British taxpayers have handed over more than £6m to charities which are, or which have been, used by extremists to further their radical agenda.
This is among the findings of a report from neo-conservative think-tank the Henry Jackson Society. The report is called Wolves in sheep’s clothing: how Islamist extremists exploit the UK charitable sector.
The report’s case studies indicated an approximate £6m has been handed over to individuals, some of whose involvement in extremism can be traced back to the Islamist scene in the early 2000s.
The UK’s Charity Commission has been particularly ill-equipped to deal with these organisations, the Henry Jackson Society claims. The Henry Jackson Society is a UK organisation set up by conservative Americans in honour of a former senator called Henry Jackson.

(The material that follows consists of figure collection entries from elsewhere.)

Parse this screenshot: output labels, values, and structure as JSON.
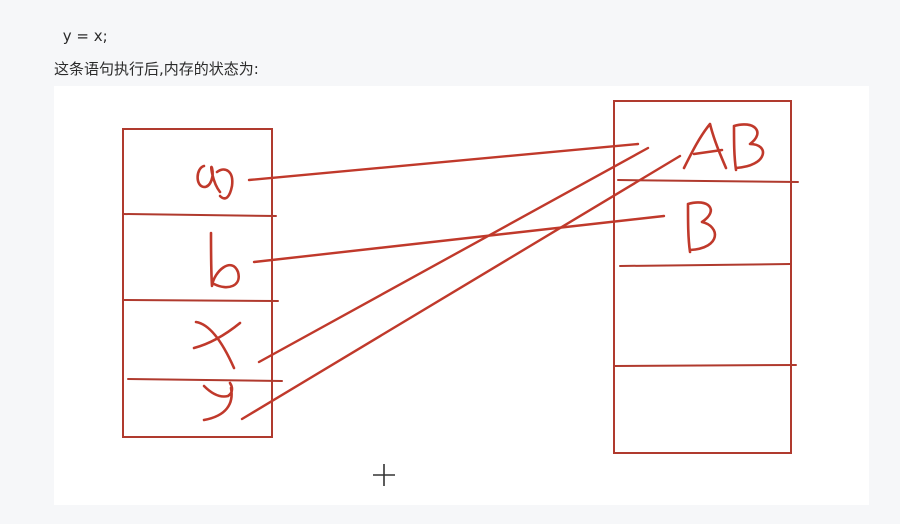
{
  "content": {
    "code_line": " y = x;",
    "caption": "这条语句执行后,内存的状态为:"
  },
  "figure": {
    "description_labels": {
      "stack": [
        "a",
        "b",
        "x",
        "y"
      ],
      "heap": [
        "AB",
        "B"
      ]
    },
    "ink_color": "#c0392b",
    "background": "#ffffff"
  },
  "cursor": {
    "symbol": "crosshair"
  }
}
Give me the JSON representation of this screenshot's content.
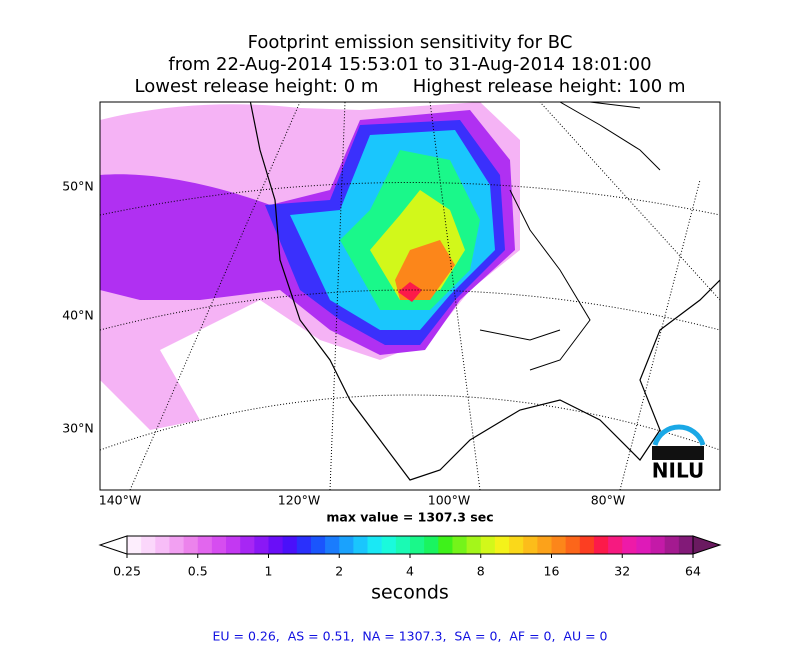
{
  "header": {
    "title_lines": [
      "Footprint emission sensitivity for BC",
      "from 22-Aug-2014 15:53:01 to 31-Aug-2014 18:01:00",
      "Lowest release height: 0 m      Highest release height: 100 m"
    ]
  },
  "map": {
    "lat_labels": [
      "50°N",
      "40°N",
      "30°N"
    ],
    "lon_labels": [
      "140°W",
      "120°W",
      "100°W",
      "80°W"
    ],
    "max_value_text": "max value = 1307.3 sec",
    "logo": "NILU"
  },
  "colorbar": {
    "label": "seconds",
    "log": true,
    "lim": [
      0.25,
      64
    ],
    "ticks": [
      0.25,
      0.5,
      1,
      2,
      4,
      8,
      16,
      32,
      64
    ],
    "colors": [
      "#fdeefd",
      "#fbd7fb",
      "#f7bdf7",
      "#f2a0f2",
      "#ec83ec",
      "#e266ee",
      "#d64df0",
      "#c338f2",
      "#a726f4",
      "#8a18f6",
      "#6a0ef8",
      "#4a10fa",
      "#2a30fc",
      "#1a55fd",
      "#1a7cfd",
      "#1aa2fd",
      "#1ac6fd",
      "#1ae8f5",
      "#1afadc",
      "#1afab4",
      "#1af88a",
      "#1af460",
      "#3ef21a",
      "#74f41a",
      "#a4f61a",
      "#d2f81a",
      "#f4f21a",
      "#fad81a",
      "#fcbd1a",
      "#fca21a",
      "#fc861a",
      "#fc661a",
      "#fc3e22",
      "#fc1a4a",
      "#f61a80",
      "#ee1aa8",
      "#de1ab8",
      "#c41aa8",
      "#a41a90",
      "#821a78"
    ],
    "under_color": "#ffffff",
    "over_color": "#6a1a60"
  },
  "footer": {
    "text": "EU = 0.26,  AS = 0.51,  NA = 1307.3,  SA = 0,  AF = 0,  AU = 0"
  }
}
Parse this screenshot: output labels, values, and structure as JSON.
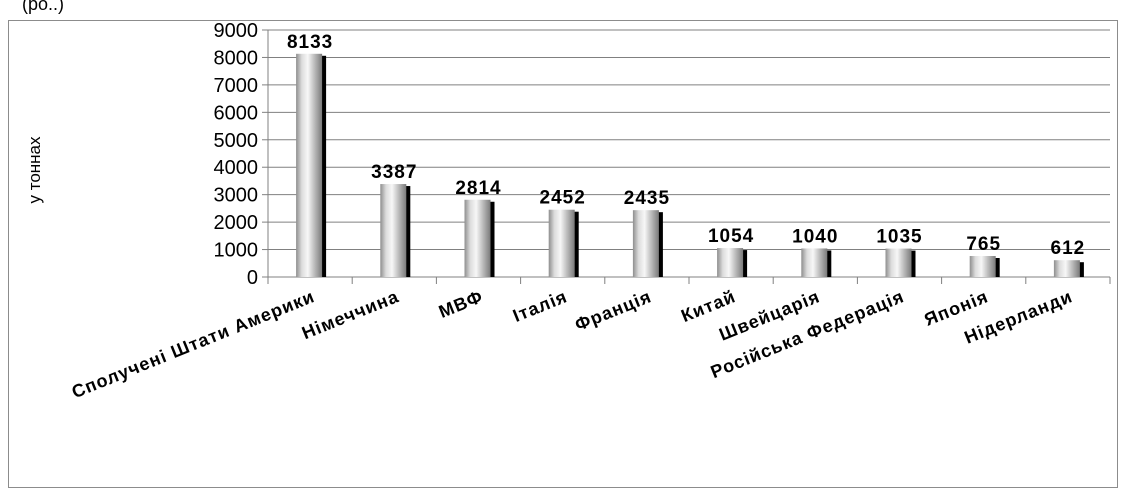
{
  "chart_data": {
    "type": "bar",
    "title": "",
    "xlabel": "",
    "ylabel": "у тоннах",
    "ylim": [
      0,
      9000
    ],
    "yticks": [
      0,
      1000,
      2000,
      3000,
      4000,
      5000,
      6000,
      7000,
      8000,
      9000
    ],
    "grid": true,
    "legend": "none",
    "categories": [
      "Сполучені Штати Америки",
      "Німеччина",
      "МВФ",
      "Італія",
      "Франція",
      "Китай",
      "Швейцарія",
      "Російська Федерація",
      "Японія",
      "Нідерланди"
    ],
    "values": [
      8133,
      3387,
      2814,
      2452,
      2435,
      1054,
      1040,
      1035,
      765,
      612
    ],
    "colors": {
      "bar_light": "#f4f4f4",
      "bar_mid": "#9a9a9a",
      "bar_shadow": "#000000",
      "grid": "#808080"
    }
  }
}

According to this report, the Charity Commission must ‘urgently exercise the powers given to it under the Charities Act 2016 to direct the winding up of charities and the removal of inappropriate trustees’. The government should consider increasing the resources available to the Commission, so that they can effectively implement their new powers.
The Society also recommended that crowd-funding and event platforms such as Eventbrite, JustGiving and Virgin Giving should do more to prevent extremist charities from raising money and advertising events through their websites.
Emma Webb, author of the report and research fellow at the Centre for the Response to Radicalisation and Terrorism at the Henry Jackson Society, said: ‘It is outrageous that millions of pounds of taxpayers’ money is unwittingly being handed over to extremists whose only goal is to damage our society. The £6 million figure is a minimum, with the evidence suggesting that this is only the tip of the iceberg.
‘Charitable status is not a right, it is a privilege. The public correctly expect that charities should work for society, not against it’.